Yay! The new seasons are beginning in force! Castle, Gotham, and Nashville joined Doctor Who this week, and several more are joining the fray this coming week! Ahhhh! The break is finally over! 🙂
And we had quite a few surprises this week, too!
Normal episode of Castle: murder mystery.
This episode of Castle: we see the murder actually happen, and we see who did it. But, oh, wait, that’s not the murder being investigated. No, something completely different than usual is going on here.
We’re able to piece together that something from Beckett’s CIA days has come back to haunt her.
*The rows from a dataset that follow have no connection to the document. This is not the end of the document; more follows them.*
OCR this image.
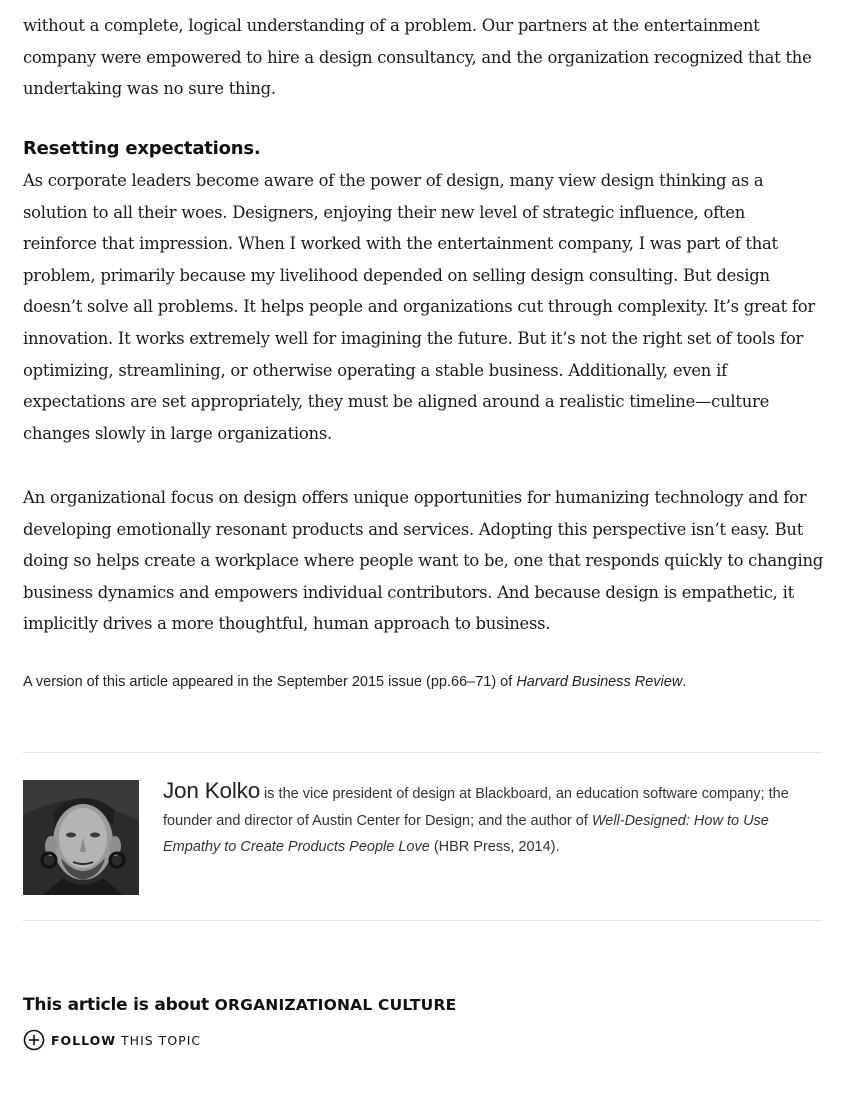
without a complete, logical understanding of a problem. Our partners at the entertainment company were empowered to hire a design consultancy, and the organization recognized that the undertaking was no sure thing.

Resetting expectations.

As corporate leaders become aware of the power of design, many view design thinking as a solution to all their woes. Designers, enjoying their new level of strategic influence, often reinforce that impression. When I worked with the entertainment company, I was part of that problem, primarily because my livelihood depended on selling design consulting. But design doesn’t solve all problems. It helps people and organizations cut through complexity. It’s great for innovation. It works extremely well for imagining the future. But it’s not the right set of tools for optimizing, streamlining, or otherwise operating a stable business. Additionally, even if expectations are set appropriately, they must be aligned around a realistic timeline—culture changes slowly in large organizations.

An organizational focus on design offers unique opportunities for humanizing technology and for developing emotionally resonant products and services. Adopting this perspective isn’t easy. But doing so helps create a workplace where people want to be, one that responds quickly to changing business dynamics and empowers individual contributors. And because design is empathetic, it implicitly drives a more thoughtful, human approach to business.

A version of this article appeared in the September 2015 issue (pp.66–71) of Harvard Business Review.

Jon Kolko is the vice president of design at Blackboard, an education software company; the founder and director of Austin Center for Design; and the author of Well-Designed: How to Use Empathy to Create Products People Love (HBR Press, 2014).
This article is about ORGANIZATIONAL CULTURE
FOLLOW THIS TOPIC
Her old team, including her partner/supervisor, have all been killed off on the same day. The guy we saw die at the beginning was a loose end, unaware of what was happening to his team.
That said, for a CIA agent of any caliber to approach a woman he’s noticed following him, and then let her immediately get close enough to knife him, just reeks of stupidity.
Beckett gets pulled into this by the last survivor of her old team. Though they seem to have never met before, he goes to her for help. My personal theory is that someone inside the agency is corrupt, so Mr. Survivor went outside the system for help, to the only person he could think of whom he might still be able to trust. She probably already saved his life, but the bodies she had to drop in so doing, and the severe injuries Castle and co. are able to deduce she’s sustained, have her friends desperate to find her, to get answers and protect her life. But she really doesn’t want to be found right now, and she’s trying to protect her friends by keeping them in the dark. Which sort of leaves her branch of the NYPD without an actual captain, as it would have been her first day on the job. (she turned down the offer for State Senate, it seems)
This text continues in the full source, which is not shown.